Search code examples
linuxassemblyoperating-systemcpu-architecturefutex

Is test-and-set (or other atomic RMW operation) a privileged instruction on any architecture?


Hardware provides atomic instructions like test-and-set, compare-and-swap, load-linked-store-conditional. Are these privileged instructions? That is, can only the OS execute them (and thus requiring a system call)?

I thought they are not privileged and can be called in user space. But http://faculty.salina.k-state.edu/tim/ossg/IPC_sync/ts.html seems to suggest otherwise. But then, futex(7), under certain conditions, can achieve locking without a system call, which means it must execute the instruction (like test-and-set) without privilege.

Contradiction? If so, which is right?


Solution

  • That page is wrong. It seems to be claiming that lock-free atomic operations are privileged on ISAs in general, but that is not the case. I've never heard of one where atomic test-and-set or any other lock-free operation required kernel mode.

    If that was the case, it would require C++11 lock-free atomic read-modify-write operations to compile to system calls, but they don't on x86, ARM, AArch64, MIPS, PowerPC, or any other normal CPU. (try it on https://godbolt.org/).

    It would also make "light-weight" locking (which tries to take the lock without a system call) impossible. (http://preshing.com/20111124/always-use-a-lightweight-mutex/)

    Normal ISAs allow user-space to do atomic RMW operations, on memory shared between threads or even between separate processes.
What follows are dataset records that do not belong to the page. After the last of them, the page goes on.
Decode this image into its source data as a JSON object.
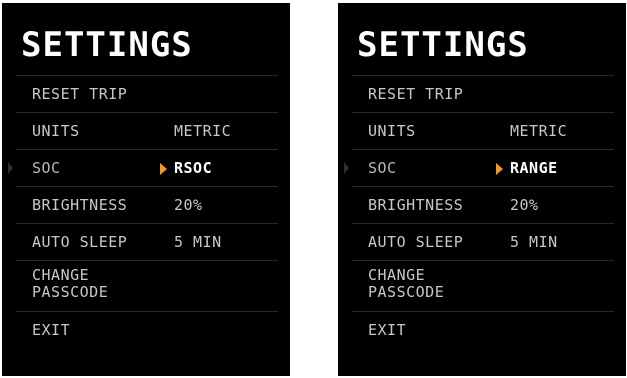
{
  "colors": {
    "accent": "#f29b18",
    "background": "#000000",
    "text": "#d6d6d6"
  },
  "screens": [
    {
      "title": "SETTINGS",
      "items": [
        {
          "label": "RESET TRIP",
          "value": ""
        },
        {
          "label": "UNITS",
          "value": "METRIC"
        },
        {
          "label": "SOC",
          "value": "RSOC"
        },
        {
          "label": "BRIGHTNESS",
          "value": "20%"
        },
        {
          "label": "AUTO SLEEP",
          "value": "5 MIN"
        },
        {
          "label": "CHANGE\nPASSCODE",
          "value": ""
        },
        {
          "label": "EXIT",
          "value": ""
        }
      ]
    },
    {
      "title": "SETTINGS",
      "items": [
        {
          "label": "RESET TRIP",
          "value": ""
        },
        {
          "label": "UNITS",
          "value": "METRIC"
        },
        {
          "label": "SOC",
          "value": "RANGE"
        },
        {
          "label": "BRIGHTNESS",
          "value": "20%"
        },
        {
          "label": "AUTO SLEEP",
          "value": "5 MIN"
        },
        {
          "label": "CHANGE\nPASSCODE",
          "value": ""
        },
        {
          "label": "EXIT",
          "value": ""
        }
      ]
    }
  ]
}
I'm not aware of a mechanism for disabling atomic RMW for user-space on x86. Even if there is such a thing on any ISA, it's not the normal mode of operation.

    Read-only or write-only accesses are usually naturally atomic on aligned locations on all ISAs, up to a certain width (Why is integer assignment on a naturally aligned variable atomic on x86?), but atomic RMW does need hardware support.
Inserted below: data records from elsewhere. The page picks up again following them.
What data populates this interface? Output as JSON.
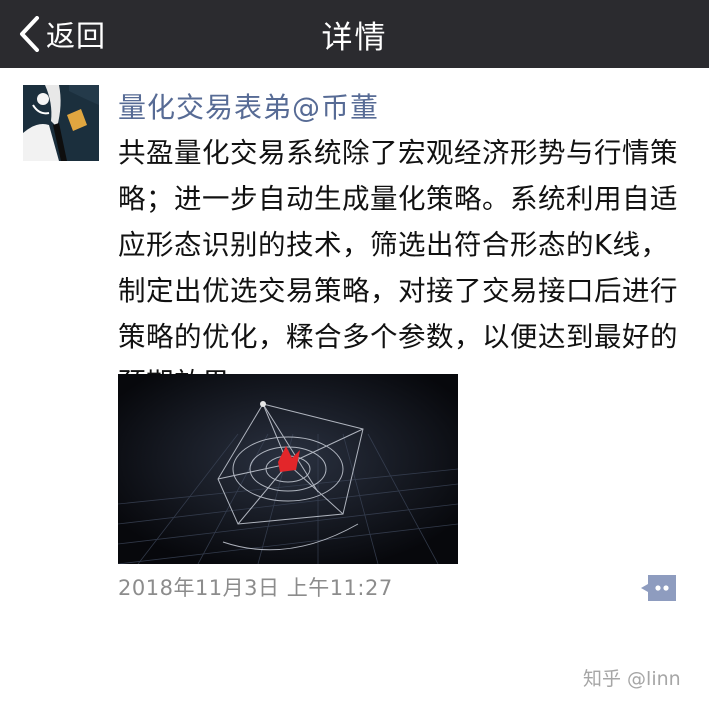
{
  "nav": {
    "back_label": "返回",
    "title": "详情",
    "background": "#2b2b2f"
  },
  "post": {
    "author": "量化交易表弟@币董",
    "author_color": "#576b95",
    "body": "共盈量化交易系统除了宏观经济形势与行情策略；进一步自动生成量化策略。系统利用自适应形态识别的技术，筛选出符合形态的K线，制定出优选交易策略，对接了交易接口后进行策略的优化，糅合多个参数，以便达到最好的预期效果",
    "timestamp": "2018年11月3日 上午11:27",
    "comment_icon": "comment-bubble-icon"
  },
  "watermark": "知乎 @linn"
}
    On x86, TAS is xchg (a whole byte) or lock bts (a single bit), both unprivileged. (Documentation for the lock prefix). x86 has a wide selection of other atomic operations, like lock add [mem], reg/immediate, lock cmpxchg [mem], reg, and even lock xadd [mem], reg which implements fetch_add when the return value is needed. (See also Is incrementing an int effectively atomic in specific cases? for how hardware implements these, and the C++ rules.)
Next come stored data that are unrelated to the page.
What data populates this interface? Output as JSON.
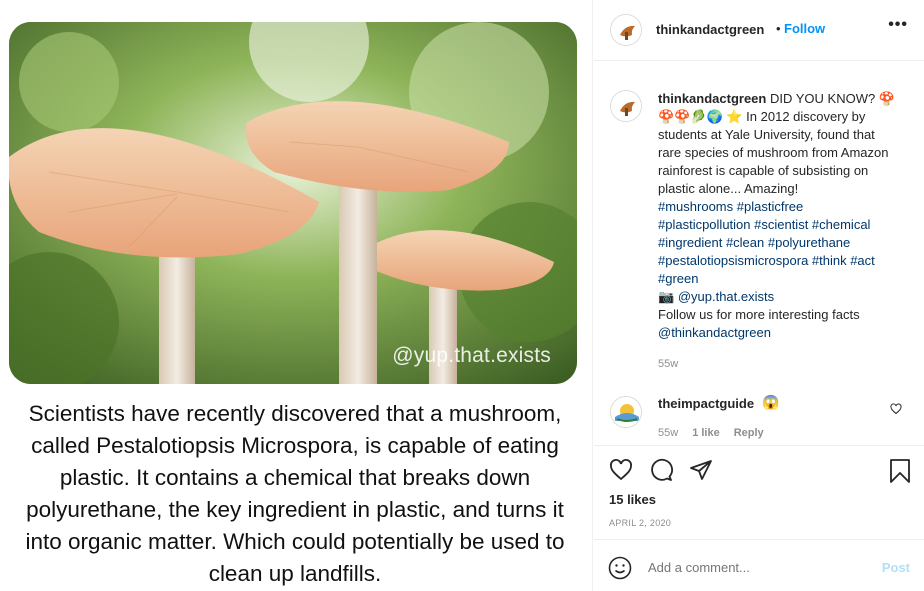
{
  "post": {
    "watermark": "@yup.that.exists",
    "image_text": "Scientists have recently discovered that a mushroom, called Pestalotiopsis Microspora, is capable of eating plastic. It contains a chemical that breaks down polyurethane, the key ingredient in plastic, and turns it into organic matter. Which could potentially be used to clean up landfills."
  },
  "header": {
    "username": "thinkandactgreen",
    "separator": "•",
    "follow_label": "Follow",
    "more_label": "•••"
  },
  "caption": {
    "username": "thinkandactgreen",
    "line_a": "DID YOU KNOW?",
    "emojis": "🍄🍄🍄🥬🌍 ⭐",
    "line_b": "In 2012 discovery by students at Yale University, found that rare species of mushroom from Amazon rainforest is capable of subsisting on plastic alone... Amazing!",
    "hashtags": "#mushrooms #plasticfree #plasticpollution #scientist #chemical #ingredient #clean #polyurethane #pestalotiopsismicrospora #think #act #green",
    "camera": "📷",
    "credit": "@yup.that.exists",
    "follow_line": "Follow us for more interesting facts",
    "mention": "@thinkandactgreen",
    "time": "55w"
  },
  "reply": {
    "username": "theimpactguide",
    "emoji": "😱",
    "time": "55w",
    "likes": "1 like",
    "reply_label": "Reply"
  },
  "actions": {
    "likes": "15 likes",
    "date": "APRIL 2, 2020"
  },
  "composer": {
    "placeholder": "Add a comment...",
    "post_label": "Post"
  }
}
    Most RISCs have LL/SC, including ARM, MIPS, and PowerPC, as well as all the older no longer common RISC ISAs.


    futex(2) is a system call. If you call it, everything it does is in kernel mode.

    It's the fallback mechanism used by light-weight locking in case there is contention, which provides OS-assisted sleep/wake. So it's not futex itself that does anything in user-space, but rather lock implementations built around futex can avoid making system calls in the uncontended or low-contention case.

    (e.g. spin in user-space a few times in case the lock becomes available.)

    This is what the futex(7) man page is describing. But I find it a bit weird to call it a "futex operation" if you don't actually make the system call. I guess it's operating on memory that kernel code might look at on behalf of other threads that are waiting, so the necessary semantics for modifying memory locations in user-space code depends on futex.